In dit nieuwsbericht zullen drie belangrijke wijzigingen die de inwerkingtreding van de herziene Wwft teweeg heeft gebracht worden besproken, te weten:

  • de nieuwe invulling van het begrip ultimate beneficial owner (UBO);
  • de nieuwe invulling van het begrip politically-exposed persons (PEP’s); en
  • de nieuwe verplichtingen voor instellingen ten aanzien van het risicomanagement.

UBO
Vóór de inwerkingtreding van de herziene Wwft werd een UBO gedefinieerd als een natuurlijk persoon die kortgezegd voor meer dan 25% eigenaar is van, of zeggenschap heeft over, een juridische entiteit. Deze 25%-grens is met de invoering van de herziene Wwft komen te vervallen. Het percentage is onder de huidige Wwft regelgeving slechts een indicatie van het feit dat de betrokken persoon als UBO kwalificeert. Op grond van de herziene Wwft is een UBO een natuurlijke persoon die eigenaar is van of uiteindelijke zeggenschap heeft over een cliënt, dan wel de natuurlijke persoon voor wiens rekening een transactie of activiteit wordt verricht. In het Uitvoeringsbesluit Wwft 2018 worden per type rechtspersoon de natuurlijke personen aangewezen die in ieder geval aangemerkt worden als UBO.

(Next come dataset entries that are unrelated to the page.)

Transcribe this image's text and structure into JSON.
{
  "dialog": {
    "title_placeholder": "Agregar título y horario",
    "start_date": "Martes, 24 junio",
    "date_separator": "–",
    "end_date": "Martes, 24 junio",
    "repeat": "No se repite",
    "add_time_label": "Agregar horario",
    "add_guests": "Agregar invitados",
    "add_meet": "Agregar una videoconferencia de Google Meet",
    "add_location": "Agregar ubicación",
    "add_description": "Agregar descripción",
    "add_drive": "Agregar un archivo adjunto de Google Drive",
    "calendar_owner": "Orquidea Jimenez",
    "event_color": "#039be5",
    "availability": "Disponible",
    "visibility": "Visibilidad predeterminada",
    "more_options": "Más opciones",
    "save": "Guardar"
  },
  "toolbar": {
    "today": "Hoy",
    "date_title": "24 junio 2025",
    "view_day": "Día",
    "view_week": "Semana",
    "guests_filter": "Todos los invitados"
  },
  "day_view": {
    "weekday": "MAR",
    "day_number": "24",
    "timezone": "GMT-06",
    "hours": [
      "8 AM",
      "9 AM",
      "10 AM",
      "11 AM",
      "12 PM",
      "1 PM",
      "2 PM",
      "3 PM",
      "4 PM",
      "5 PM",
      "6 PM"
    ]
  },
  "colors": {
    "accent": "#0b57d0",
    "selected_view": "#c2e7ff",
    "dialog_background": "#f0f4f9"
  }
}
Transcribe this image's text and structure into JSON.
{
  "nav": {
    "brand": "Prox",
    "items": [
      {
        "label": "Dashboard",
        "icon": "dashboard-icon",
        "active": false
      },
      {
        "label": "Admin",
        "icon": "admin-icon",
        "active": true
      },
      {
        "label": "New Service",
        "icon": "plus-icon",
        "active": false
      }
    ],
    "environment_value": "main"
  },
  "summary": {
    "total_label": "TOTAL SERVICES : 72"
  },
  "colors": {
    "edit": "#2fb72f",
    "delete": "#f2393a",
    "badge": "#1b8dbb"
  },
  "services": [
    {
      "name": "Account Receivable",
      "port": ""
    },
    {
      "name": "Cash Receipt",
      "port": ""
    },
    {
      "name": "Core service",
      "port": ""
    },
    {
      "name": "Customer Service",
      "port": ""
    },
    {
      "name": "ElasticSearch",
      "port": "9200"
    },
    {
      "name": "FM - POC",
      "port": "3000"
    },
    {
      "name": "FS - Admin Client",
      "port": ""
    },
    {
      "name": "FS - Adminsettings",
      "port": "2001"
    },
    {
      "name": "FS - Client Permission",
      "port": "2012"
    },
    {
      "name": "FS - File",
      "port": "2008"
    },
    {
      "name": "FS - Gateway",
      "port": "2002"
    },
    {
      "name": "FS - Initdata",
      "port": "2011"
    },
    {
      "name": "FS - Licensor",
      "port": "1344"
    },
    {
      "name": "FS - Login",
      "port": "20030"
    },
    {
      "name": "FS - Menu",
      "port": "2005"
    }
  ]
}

Met de invoering van de herziene Wwft is tevens de zogenaamde “pseudo-UBO” geïntroduceerd. Indien na uitputting van alle mogelijke middelen en op voorwaarde dat er geen gronden voor verdenking bestaan, geen UBO is achterhaald, of indien er enige twijfel bestaat of de achterhaalde persoon of personen de UBO is, respectievelijk zijn, worden personen die behoren tot het hoger leidinggevend personeel als pseudo-UBO aangemerkt.

PEP
Het onderscheid in de Wwft tussen binnenlandse en buitenlandse PEP’s is met de inwerkingtreding van de herziene Wwft komen te vervallen. Voortaan dient zowel in het geval van een binnenlandse als een buitenlandse PEP een verscherpt cliëntenonderzoek te worden verricht. Het begrip PEP is nader uitgewerkt in het Uitvoeringsbesluit Wwft 2018.

Risicomanagement
De nieuwe regelgeving verplicht instellingen die onder de Wwft vallen hun risico’s op witwassen en terrorismefinanciering vast te stellen en te beoordelen. Deze instellingen dienen tevens te beschikken over gedragslijnen, procedures en maatregelen om de risico’s te beperken en te beheersen. Op grond van de herziene Wwft is een Wwft-instelling verplicht één van de dagelijks beleidsbepalers aan te wijzen als verantwoordelijke voor de naleving van de Wwft door de instelling. Afhankelijk van de aard en de omvang van de instelling, kan de instelling eveneens verplicht zijn een compliance officer Wwft en/of auditor officer Wwft aan te stellen.

Onderdeel van de risicogebaseeerde benadering van de herziene Wwft is de verplichting voor instellingen om risicogebaseerde cliëntenonderzoeken te verrichten. In de herziene Wwft worden niet langer bepaalde typen cliënten aangewezen, waarbij een instelling met vereenvoudigd cliëntenonderzoek kan volstaan. Een instelling dient per geval zelf te beoordelen welk type cliëntenonderzoek gepast is.